Mykal felt bare, small. He had a feeling he was now walking a well-paved road to hell and the ideal companion for that journey was at his side. What had been done to Auron was too terrible to contemplate. Though there remained questions on what had happened, there was total agreement that the criminal responsible was this woman. She had, after all, done nothing to deny it. And given her history, she was hardly going to ask a few questions and then let him go. He could be left to rot here. That was one possibility, if she were inclined to mercy.

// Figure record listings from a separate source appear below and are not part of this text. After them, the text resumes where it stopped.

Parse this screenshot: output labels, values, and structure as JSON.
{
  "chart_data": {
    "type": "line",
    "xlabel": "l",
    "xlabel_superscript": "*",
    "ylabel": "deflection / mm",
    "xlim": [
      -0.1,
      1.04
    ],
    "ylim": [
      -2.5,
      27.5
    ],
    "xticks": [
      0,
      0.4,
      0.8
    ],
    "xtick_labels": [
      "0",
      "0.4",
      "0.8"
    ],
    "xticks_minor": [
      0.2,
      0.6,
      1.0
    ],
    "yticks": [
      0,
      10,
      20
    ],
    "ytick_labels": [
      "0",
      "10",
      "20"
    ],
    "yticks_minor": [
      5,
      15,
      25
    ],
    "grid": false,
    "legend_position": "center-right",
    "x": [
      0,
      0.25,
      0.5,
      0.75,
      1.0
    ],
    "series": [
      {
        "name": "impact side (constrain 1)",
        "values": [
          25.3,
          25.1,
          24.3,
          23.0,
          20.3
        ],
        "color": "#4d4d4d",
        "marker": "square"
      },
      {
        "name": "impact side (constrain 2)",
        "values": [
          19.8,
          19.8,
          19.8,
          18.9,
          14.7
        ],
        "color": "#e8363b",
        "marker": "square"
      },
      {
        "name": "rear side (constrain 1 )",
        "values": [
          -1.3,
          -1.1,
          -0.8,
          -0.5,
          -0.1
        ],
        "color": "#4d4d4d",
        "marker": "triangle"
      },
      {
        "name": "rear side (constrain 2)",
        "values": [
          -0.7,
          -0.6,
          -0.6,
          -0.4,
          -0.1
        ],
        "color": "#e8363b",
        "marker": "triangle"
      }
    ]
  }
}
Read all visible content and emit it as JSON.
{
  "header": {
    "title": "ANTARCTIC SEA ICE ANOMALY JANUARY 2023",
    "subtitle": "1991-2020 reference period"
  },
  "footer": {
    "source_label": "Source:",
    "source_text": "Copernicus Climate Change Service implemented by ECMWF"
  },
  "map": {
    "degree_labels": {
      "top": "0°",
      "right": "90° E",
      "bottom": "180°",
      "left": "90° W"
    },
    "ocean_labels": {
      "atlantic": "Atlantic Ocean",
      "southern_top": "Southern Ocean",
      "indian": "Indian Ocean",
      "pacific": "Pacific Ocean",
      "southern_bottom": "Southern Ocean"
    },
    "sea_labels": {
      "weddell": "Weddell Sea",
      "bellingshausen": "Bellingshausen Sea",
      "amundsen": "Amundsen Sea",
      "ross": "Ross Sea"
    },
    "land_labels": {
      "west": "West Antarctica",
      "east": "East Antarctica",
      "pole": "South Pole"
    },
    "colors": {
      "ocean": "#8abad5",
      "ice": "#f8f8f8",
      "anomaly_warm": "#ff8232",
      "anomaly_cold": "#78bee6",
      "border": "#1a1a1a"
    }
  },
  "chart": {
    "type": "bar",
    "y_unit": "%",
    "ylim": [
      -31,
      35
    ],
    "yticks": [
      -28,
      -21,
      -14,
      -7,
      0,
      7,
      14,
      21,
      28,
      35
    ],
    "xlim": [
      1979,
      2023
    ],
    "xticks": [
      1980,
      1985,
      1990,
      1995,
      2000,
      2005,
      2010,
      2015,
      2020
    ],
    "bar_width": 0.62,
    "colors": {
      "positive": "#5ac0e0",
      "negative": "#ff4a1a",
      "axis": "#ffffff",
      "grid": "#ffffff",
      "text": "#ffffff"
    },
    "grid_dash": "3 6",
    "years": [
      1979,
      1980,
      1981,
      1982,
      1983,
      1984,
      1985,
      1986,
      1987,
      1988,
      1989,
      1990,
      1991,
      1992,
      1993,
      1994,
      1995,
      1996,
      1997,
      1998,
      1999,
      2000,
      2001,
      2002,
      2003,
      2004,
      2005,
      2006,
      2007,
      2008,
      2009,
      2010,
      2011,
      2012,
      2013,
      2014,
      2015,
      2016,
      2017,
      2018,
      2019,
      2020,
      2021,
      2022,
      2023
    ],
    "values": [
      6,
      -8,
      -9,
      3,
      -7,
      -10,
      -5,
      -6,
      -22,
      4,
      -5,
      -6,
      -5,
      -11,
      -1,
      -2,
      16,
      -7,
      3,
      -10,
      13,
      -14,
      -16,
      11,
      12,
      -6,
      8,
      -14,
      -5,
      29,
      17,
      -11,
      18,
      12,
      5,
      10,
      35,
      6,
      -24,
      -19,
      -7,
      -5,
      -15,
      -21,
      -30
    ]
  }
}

The murky logic of his situation had not gotten any clearer during his captivity; indeed, it had gotten worse. Something was very wrong -- yet that uncomfortable feeling was dominated by one resolute fact: Avon had saved his life. The same Lord Avon who had tried to save Auron. And the same man who worked tirelessly for this most feared of rulers. If in that appalling contradiction there might be a way to freedom, only Avon could provide it. But the Lord Protector had not exactly been chummy since the incident.
Mykal had a flash of brilliance: "Can I think this over?"
"You may, Mykal," she replied, rising, a hint of offense in her tone. "But Avon leaves tomorrow. It would make matters easier, if I could assure him you would be accompanying him."
At that, she walked to the exit. The tenuous hold of civility was slipping; the glacier girl was coming back. She looked at him: neither was happy. "And if I refuse?" he asked.
She smiled warmly, and he was ashamed to admit his reaction was momentary relief. "Then we will have to talk some more," she replied.